From April to December 2020, the percentage of female business owners who found it difficult to pay their monthly household expenses rose from 34% to 55%. The percentage of male business owners who found it difficult to pay their monthly household expenses decreased slightly.
Similarly, the burden to complete domestic responsibilities also increased for women, with 87% reporting that household work directly impacted their professional time and abilities. About 72% of male business leaders agreed with the same statement.
While business owners were impacted professionally, they also faced many of the same challenges as everyone else personally. Childcare and virtual education unexpectedly burdened parents who suddenly needed to watch—and teach—their kids each day while somehow still working full-time to keep their businesses running.
Despite the fact that many previously closed small businesses are fully or mostly open, owners and entrepreneurs wouldn’t necessarily say that they’ve recovered from the pandemic.

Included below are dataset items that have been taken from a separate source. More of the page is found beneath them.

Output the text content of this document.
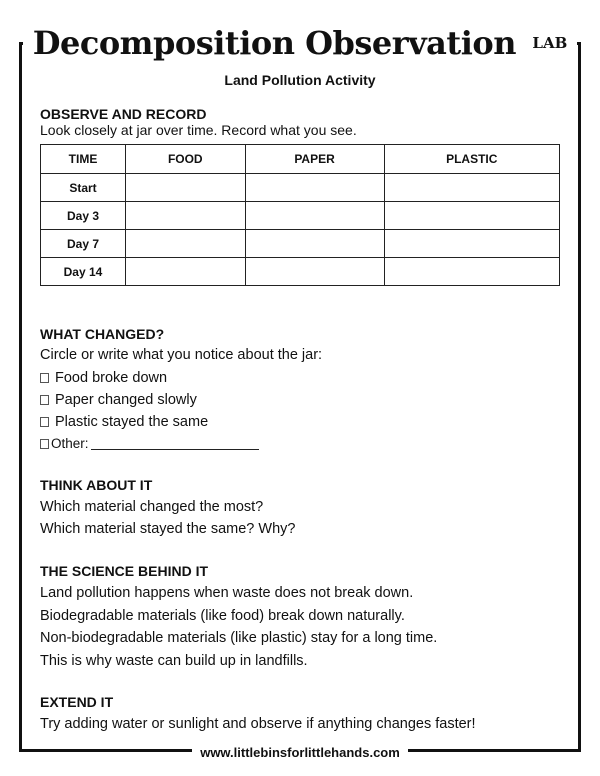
Decomposition Observation LAB
Land Pollution Activity
OBSERVE AND RECORD
Look closely at jar over time. Record what you see.
TIME	FOOD	PAPER	PLASTIC
Start			
Day 3			
Day 7			
Day 14			
WHAT CHANGED?
Circle or write what you notice about the jar:
Food broke down
Paper changed slowly
Plastic stayed the same
Other:
THINK ABOUT IT
Which material changed the most?
Which material stayed the same? Why?
THE SCIENCE BEHIND IT
Land pollution happens when waste does not break down.
Biodegradable materials (like food) break down naturally.
Non-biodegradable materials (like plastic) stay for a long time.
This is why waste can build up in landfills.
EXTEND IT
Try adding water or sunlight and observe if anything changes faster!
www.littlebinsforlittlehands.com
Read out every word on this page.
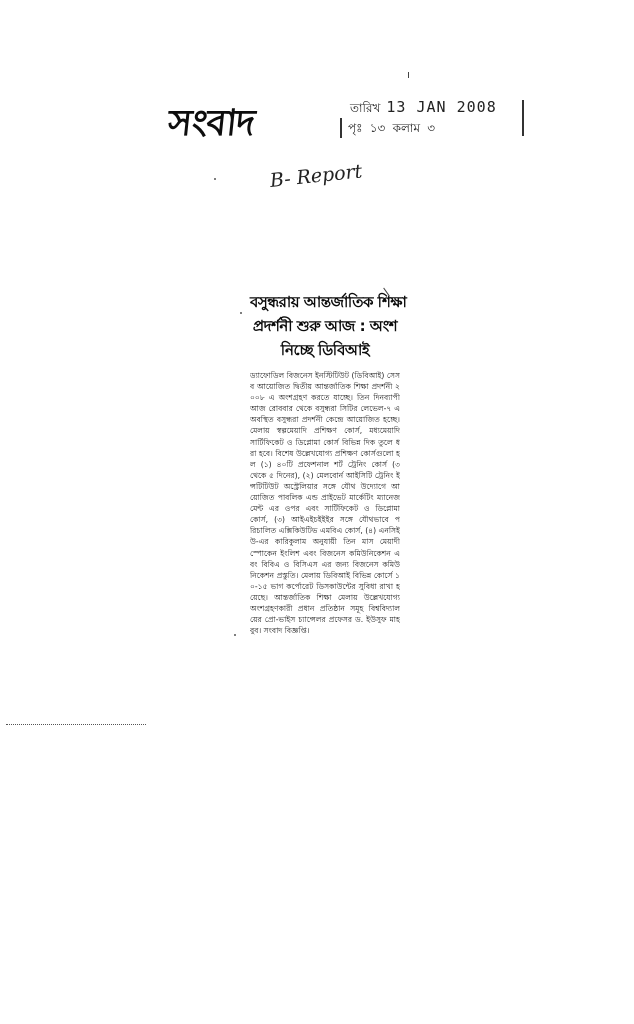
সংবাদ	তারিখ 13 JAN 2008
পৃঃ ১৩ কলাম ৩
B- Report
বসুন্ধরায় আন্তর্জাতিক শিক্ষা
প্রদর্শনী শুরু আজ : অংশ
নিচ্ছে ডিবিআই
ড্যাফোডিল বিজনেস ইনস্টিটিউট (ডিবিআই) সেসব আয়োজিত দ্বিতীয় আন্তর্জাতিক শিক্ষা প্রদর্শনী ২০০৮ এ অংশগ্রহণ করতে যাচ্ছে। তিন দিনব্যাপী আজ রোববার থেকে বসুন্ধরা সিটির লেভেল-৭ এ অবস্থিত বসুন্ধরা প্রদর্শনী কেন্দ্রে আয়োজিত হচ্ছে। মেলায় স্বল্পমেয়াদি প্রশিক্ষণ কোর্স, মধ্যমেয়াদি সার্টিফিকেট ও ডিপ্লোমা কোর্স বিভিন্ন দিক তুলে ধরা হবে। বিশেষ উল্লেখযোগ্য প্রশিক্ষণ কোর্সগুলো হল (১) ৪০টি প্রফেশনাল শর্ট ট্রেনিং কোর্স (৩ থেকে ৫ দিনের), (২) মেলবোর্ন আইসিটি ট্রেনিং ইন্সটিটিউট অস্ট্রেলিয়ার সঙ্গে যৌথ উদ্যোগে আয়োজিত পাবলিক এন্ড প্রাইভেট মার্কেটিং ম্যানেজমেন্ট এর ওপর এবং সার্টিফিকেট ও ডিপ্লোমা কোর্স, (৩) আইএইচইইইর সঙ্গে যৌথভাবে পরিচালিত এক্সিকিউটিভ এমবিএ কোর্স, (৪) এনসিইউ-এর কারিকুলাম অনুযায়ী তিন মাস মেয়াদী স্পোকেন ইংলিশ এবং বিজনেস কমিউনিকেশন এবং বিবিএ ও বিসিএস এর জন্য বিজনেস কমিউনিকেশন প্রস্তুতি। মেলায় ডিবিআই বিভিন্ন কোর্সে ১০-১৫ ভাগ কর্পোরেট ডিসকাউন্টের সুবিধা রাখা হয়েছে। আন্তর্জাতিক শিক্ষা মেলায় উল্লেখযোগ্য অংশগ্রহণকারী প্রধান প্রতিষ্ঠান সমূহ বিশ্ববিদ্যালয়ের প্রো-ভাইস চ্যান্সেলর প্রফেসর ড. ইউসুফ মাহবুব। সংবাদ বিজ্ঞপ্তি।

The first 3–6 months took a serious toll on businesses.
Many had to shut down entirely for a brief period, while others operated at such a small capacity that they lost money. Expenses like rent and business insurance piled up without any income.

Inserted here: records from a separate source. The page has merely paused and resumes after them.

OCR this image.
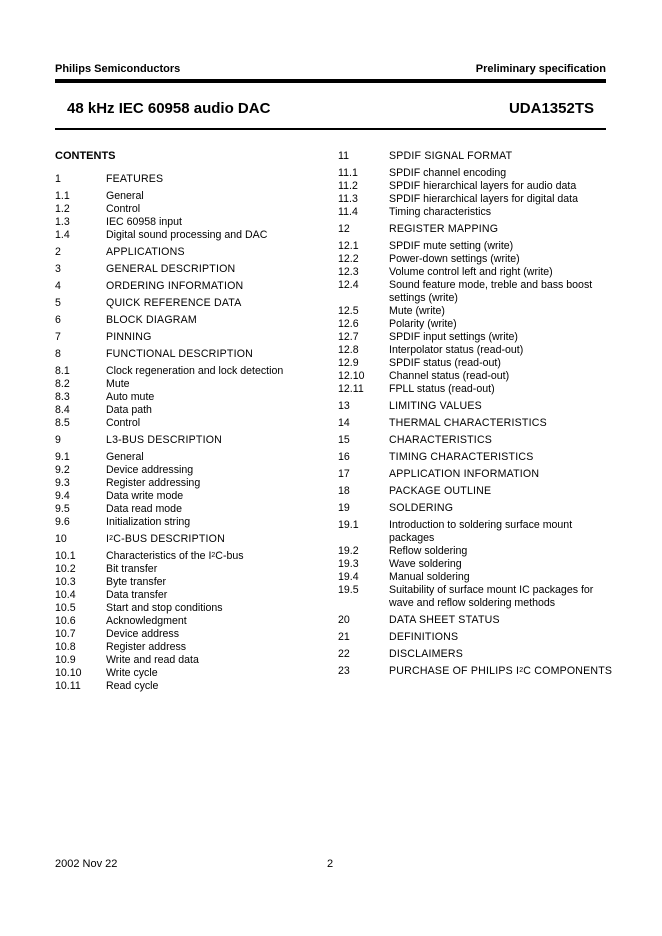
Philips Semiconductors	Preliminary specification
48 kHz IEC 60958 audio DAC	UDA1352TS
CONTENTS
1	FEATURES
1.1	General
1.2	Control
1.3	IEC 60958 input
1.4	Digital sound processing and DAC
2	APPLICATIONS
3	GENERAL DESCRIPTION
4	ORDERING INFORMATION
5	QUICK REFERENCE DATA
6	BLOCK DIAGRAM
7	PINNING
8	FUNCTIONAL DESCRIPTION
8.1	Clock regeneration and lock detection
8.2	Mute
8.3	Auto mute
8.4	Data path
8.5	Control
9	L3-BUS DESCRIPTION
9.1	General
9.2	Device addressing
9.3	Register addressing
9.4	Data write mode
9.5	Data read mode
9.6	Initialization string
10	$I^2C$-BUS DESCRIPTION
10.1	Characteristics of the $I^2C$-bus
10.2	Bit transfer
10.3	Byte transfer
10.4	Data transfer
10.5	Start and stop conditions
10.6	Acknowledgment
10.7	Device address
10.8	Register address
10.9	Write and read data
10.10 Write cycle
10.11 Read cycle
11	SPDIF SIGNAL FORMAT
11.1	SPDIF channel encoding
11.2	SPDIF hierarchical layers for audio data
11.3	SPDIF hierarchical layers for digital data
11.4	Timing characteristics
12	REGISTER MAPPING
12.1	SPDIF mute setting (write)
12.2	Power-down settings (write)
12.3	Volume control left and right (write)
12.4	Sound feature mode, treble and bass boost
settings (write)
12.5	Mute (write)
12.6	Polarity (write)
12.7	SPDIF input settings (write)
12.8	Interpolator status (read-out)
12.9	SPDIF status (read-out)
12.10 Channel status (read-out)
12.11 FPLL status (read-out)
13	LIMITING VALUES
14	THERMAL CHARACTERISTICS
15	CHARACTERISTICS
16	TIMING CHARACTERISTICS
17	APPLICATION INFORMATION
18	PACKAGE OUTLINE
19	SOLDERING
19.1	Introduction to soldering surface mount
packages
19.2	Reflow soldering
19.3	Wave soldering
19.4	Manual soldering
19.5	Suitability of surface mount IC packages for
wave and reflow soldering methods
20	DATA SHEET STATUS
21	DEFINITIONS
22	DISCLAIMERS
23	PURCHASE OF PHILIPS $I^2C$ COMPONENTS
2002 Nov 22	2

So what does a full recovery look like? According to the Kabbage survey, here is how business owners will know that they’ve recovered from the pandemic:
Even if a business is able to open at full capacity, owners and employees are still experiencing lower levels of foot traffic and fewer sales than before the pandemic started. These pandemic business metrics show that some customers aren’t yet ready to leave the house and return to normal.
According to the Federal Reserve survey, 59% of small business owners believe weak demand for products or services will negatively impact their sales in the next 12 months. This is the leading cause for concern, even more so than government-mandated closures at 53%.
Interestingly, supply chain disruptions (37%) and labor shortages (26%) also keep small business owners up at night. In the same way that different states reacted to the pandemic at varying levels, different countries took unique steps of their own.
Business owners across the country have reported unique supply chain issues from items that are normally delivered from China, Mexico, the Dominican Republic, and other regions of the world. These countries shut down their production, limiting inventory and causing bottlenecks throughout the supply chain.
In some cases, demand for items worsened the supply chain issues as consumers rushed out to buy what little inventory was available—like for refrigerators.
Most small business owners hope to use this year to stabilize their operations: they want to secure inventory from their vendors, hire their staff back full time, and bring back their customers. Each of these steps needs to happen before a business owner can feel like they’ve recovered fully from the COVID-19 pandemic.
Just because a state rescinds its pandemic orders and a company fully opens doesn’t mean it’s business as usual. There are multiple factors out of a small business’s control that determine whether or not they can turn a profit.
Do customers feel safe in the business, or are they waiting for lower case numbers? Do customers have money for your business, or were they impacted financially by the coronavirus?
While some companies are fully open, that doesn’t mean the economy has recovered. It will take time for people to pay off their debts and build themselves back from the pandemic. This means that small businesses might have a tough year ahead before they can feel confident in their growth potential.